India’s reluctance from moving from their preferred combination of 7 batsmen and 4 bowlers is hurting them more with none of the part-time bowlers good enough to bowl more than a couple of overs unless the conditions favour them. India’s best hope with this combination is to chase.

Bell feasts on Raina's part time offies

Dhoni’s reliance on the skill of Ashwin is coming to a nought in these conditions with the wickets greasy and not providing enough bite for the Chennai spinner with the new ball. Kieswetter went after him straight away and tonked him for 16 in his first over and with it Dhoni seemed short of bowlers and ideas as all bowlers and combinations he tried didn’t work. Perhaps, it is time he played Jadeja in the side at seven for it gives him some tight overs from the left-armer in the  middle overs and he is a fair tonker of the cricket ball down the order.

The sameness of the Indian bowling in their seam department in terms of pace (or the lack of it) is making it easy for batsmen to line them up on good wickets.
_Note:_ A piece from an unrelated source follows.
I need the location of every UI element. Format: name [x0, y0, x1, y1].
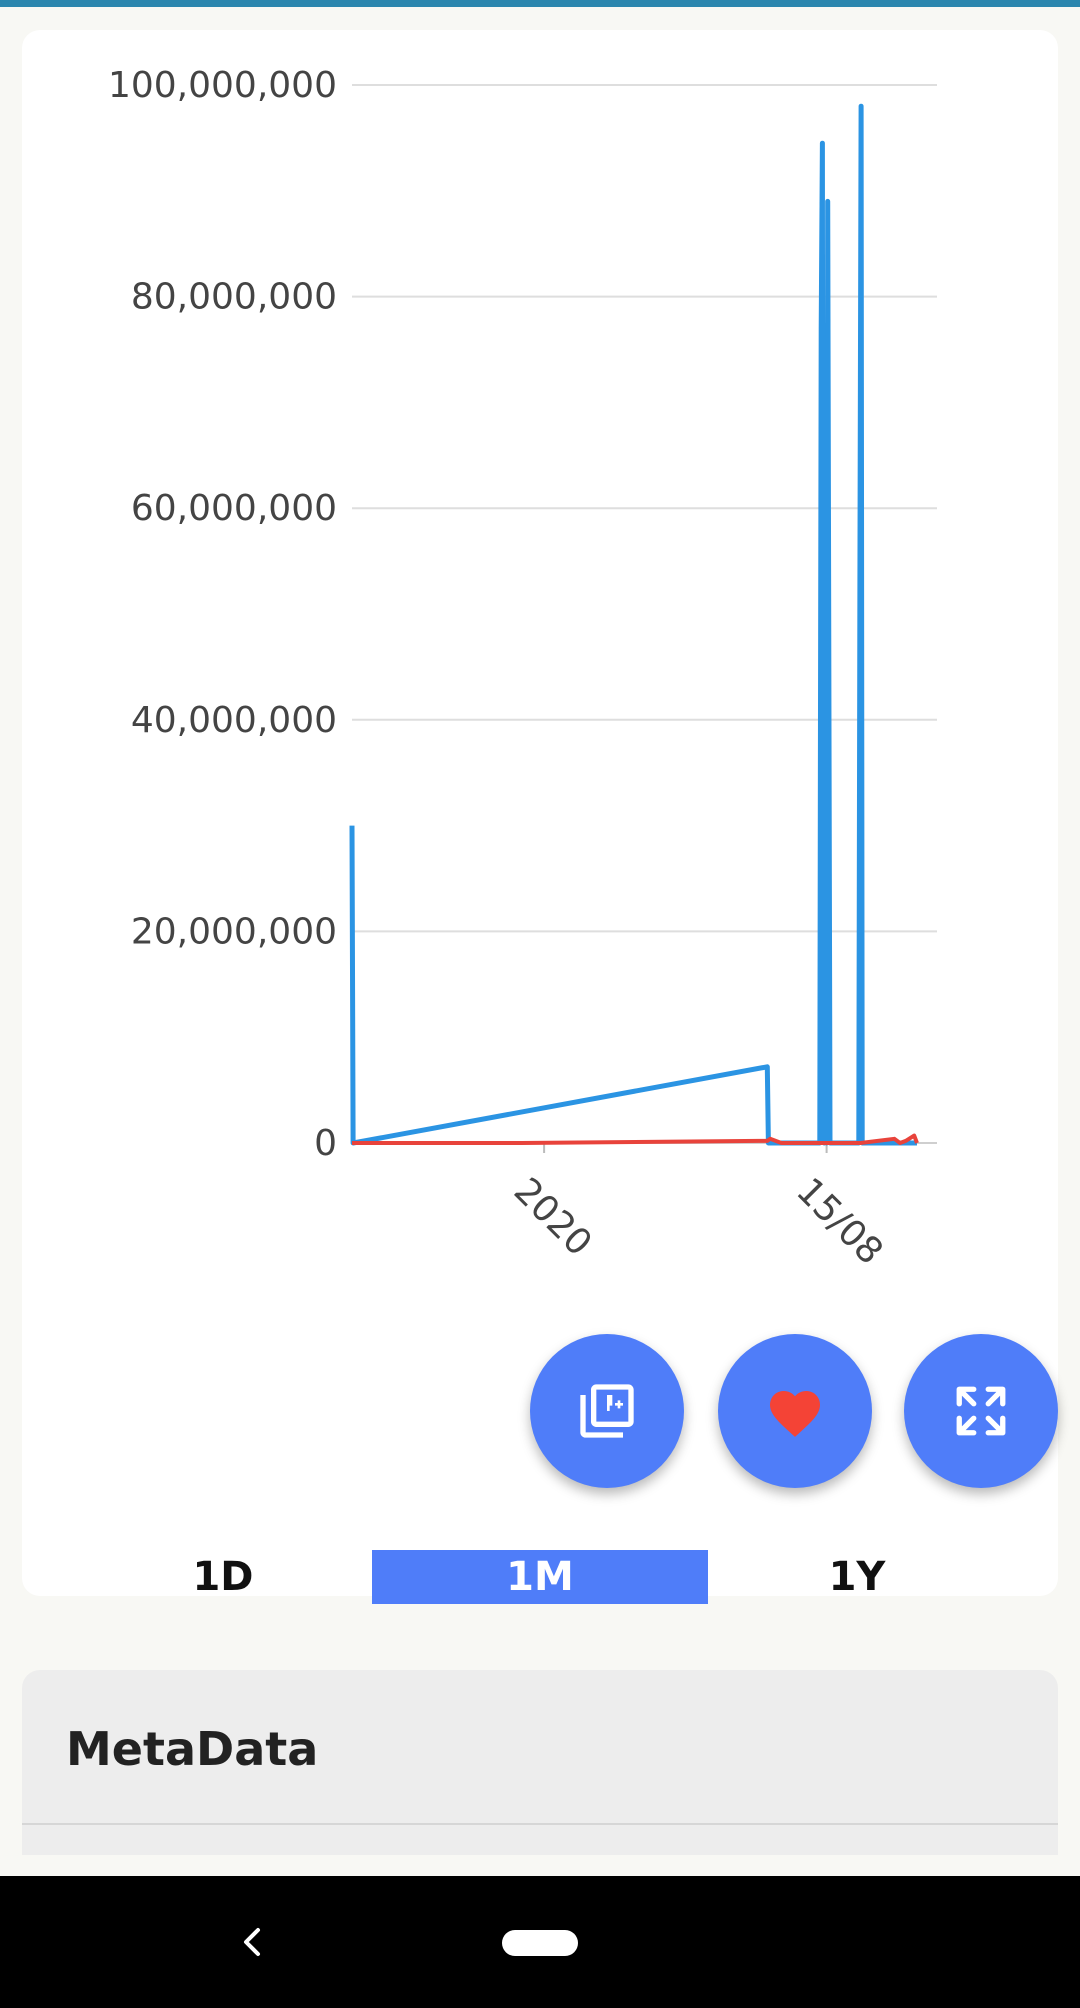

There is little chance this bowling side will bowl decent batting sides out on good wickets. It may not hurt them to give the leg-spinner and Varun Aaron a go in the remaining matches as they tend to be wicket taking options.
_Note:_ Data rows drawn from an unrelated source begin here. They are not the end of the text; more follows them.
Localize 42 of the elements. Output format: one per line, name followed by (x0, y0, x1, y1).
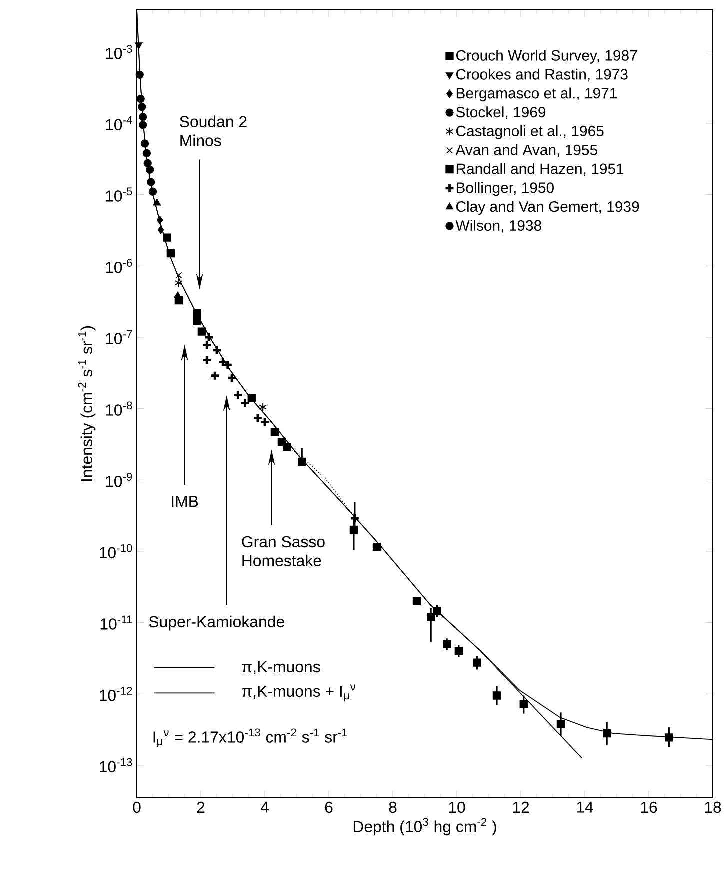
x-tick-label: 6 (325, 802, 333, 814)
annotation: Minos (180, 134, 222, 146)
legend-label: Wilson, 1938 (456, 220, 542, 233)
x-tick-label: 18 (705, 802, 722, 814)
legend-label: Bergamasco et al., 1971 (456, 88, 617, 102)
y-tick-label: 10$^{-4}$ (106, 116, 132, 131)
legend-label: Crouch World Survey, 1987 (456, 50, 638, 64)
legend-label: Castagnoli et al., 1965 (456, 126, 604, 140)
annotation: Homestake (242, 554, 322, 567)
y-tick-label: 10$^{-13}$ (100, 758, 132, 773)
x-tick-label: 8 (389, 802, 397, 814)
legend-label: π,K-muons (242, 661, 320, 674)
x-axis-title: Depth (10$^{3}$ hg cm$^{-2}$ ) (354, 818, 496, 836)
x-tick-label: 2 (197, 802, 205, 813)
y-axis-title: Intensity (cm$^{-2}$ s$^{-1}$ sr$^{-1}$) (78, 326, 96, 482)
legend-label: Stockel, 1969 (456, 106, 546, 120)
legend-label: π,K-muons + I$_{μ}$ν (242, 684, 356, 702)
legend-label: Clay and Van Gemert, 1939 (456, 201, 640, 216)
y-tick-label: 10$^{-10}$ (100, 544, 132, 559)
legend-label: Bollinger, 1950 (456, 182, 554, 196)
legend-label: Crookes and Rastin, 1973 (456, 68, 628, 82)
y-tick-label: 10$^{-12}$ (100, 687, 132, 702)
y-tick-label: 10$^{-11}$ (100, 616, 132, 630)
y-tick-label: 10$^{-9}$ (106, 473, 132, 488)
legend-label: Avan and Avan, 1955 (456, 144, 598, 158)
annotation: Super-Kamiokande (149, 616, 284, 631)
x-tick-label: 10 (449, 802, 466, 814)
annotation: Soudan 2 (180, 116, 247, 128)
x-tick-label: 4 (260, 802, 269, 813)
y-tick-label: 10$^{-3}$ (106, 45, 132, 60)
x-tick-label: 14 (577, 802, 594, 813)
annotation: Gran Sasso (242, 536, 325, 548)
legend-label: Randall and Hazen, 1951 (456, 163, 624, 176)
y-tick-label: 10$^{-6}$ (106, 259, 132, 274)
y-tick-label: 10$^{-8}$ (106, 402, 132, 416)
y-tick-label: 10$^{-7}$ (106, 330, 132, 345)
y-tick-label: 10$^{-5}$ (106, 188, 132, 202)
x-tick-label: 16 (641, 802, 658, 814)
x-tick-label: 12 (513, 802, 530, 813)
annotation: IMB (172, 496, 198, 508)
x-tick-label: 0 (133, 802, 141, 814)
text: I$_{μ}$$^{ν}$ = 2.17x10$^{-13}$ cm$^{-2}$ s$^{-1}$ sr$^{-1}$ (154, 728, 348, 748)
There is no such problem in the batting. Parthiv Patel looked poised for another big score as he went after the English bowlers who can’t seem to shed their love for short-pitched bowling. Parthiv cut and pulled with great relish. For second time in successive games, Anderson got him on the drive. Perhaps there is a lesson in it for Bresnan and Broad.
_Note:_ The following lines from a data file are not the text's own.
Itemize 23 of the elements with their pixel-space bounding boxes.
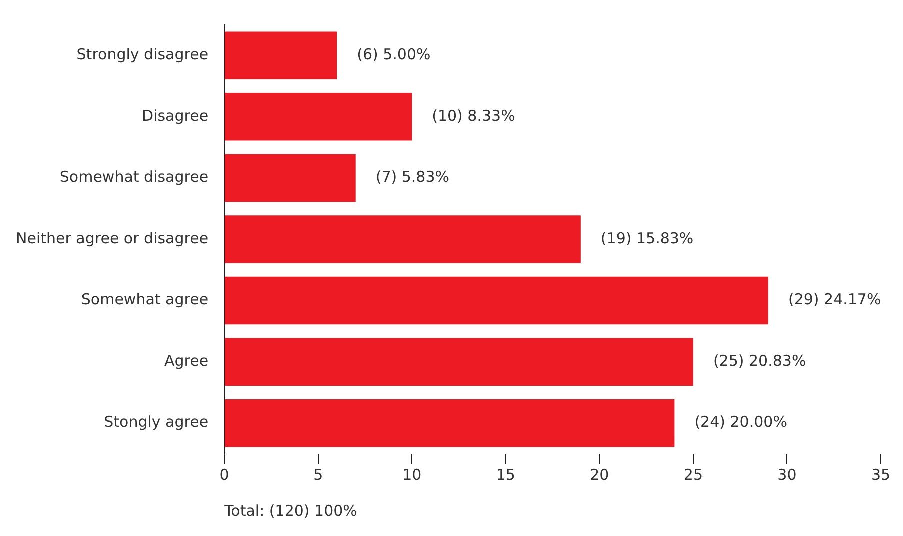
data-label: (19) 15.83% (600, 229, 694, 248)
y-tick-label: Strongly disagree (76, 46, 209, 64)
text: Total: (120) 100% (224, 502, 358, 520)
y-tick-label: Neither agree or disagree (16, 229, 209, 248)
data-label: (6) 5.00% (357, 46, 431, 64)
x-tick-label: 5 (314, 466, 324, 484)
x-tick-label: 30 (778, 466, 797, 484)
y-tick-label: Disagree (142, 106, 209, 125)
x-tick-label: 0 (220, 466, 230, 484)
x-tick-label: 15 (496, 466, 516, 484)
data-label: (10) 8.33% (432, 106, 516, 125)
data-label: (25) 20.83% (713, 352, 806, 370)
data-label: (7) 5.83% (376, 168, 450, 186)
y-tick-label: Somewhat disagree (60, 168, 209, 186)
y-tick-label: Stongly agree (104, 413, 209, 432)
x-tick-label: 10 (402, 466, 422, 484)
x-tick-label: 35 (871, 466, 891, 484)
data-label: (24) 20.00% (694, 413, 788, 432)
y-tick-label: Somewhat agree (81, 290, 209, 309)
x-tick-label: 20 (590, 466, 610, 484)
y-tick-label: Agree (164, 352, 209, 370)
x-tick-label: 25 (684, 466, 703, 484)
data-label: (29) 24.17% (788, 290, 882, 309)
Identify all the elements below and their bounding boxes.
Ajinkya Rahane is doing his reputation no harm. There are enough talks going on back home that he should be the reserve Test opener going forward with Cheteshwar Pujara being the first choice no.6 batsman. He has looked at ease playing swing, pace and spin and again showed why he is rated so highly in the Indian domestic scene. He has made the most of his opportunity at the top of the order. In this form, it will be difficult to leave him out even in a full strength Indian side. It has been quite an impressive start.

Suresh Raina has to be among the most impactful limited overs players. To do what he does and with such consistency at the end of the batting innings takes for great confidence and skill. His cover drive for six off Bresnan is testament to his skills of ball striking and improvising abilities. There is little doubting his reputation or his future in this format.

It is a case of issues for both teams. England’s victories will for the moment hide their light batting with their middle order not being tested as India continues to find it difficult to get their batsmen out. England’s bowling lacked planning and imagination it showed in the Tests.

Truth is to say that Indian batsmen would fancy their own attack and England’s bowling attack would definitely test their own top order. Two teams working out a combination for the moment and the future might still churn out a tight series. Only if India pick enough bowlers to pose a challenge.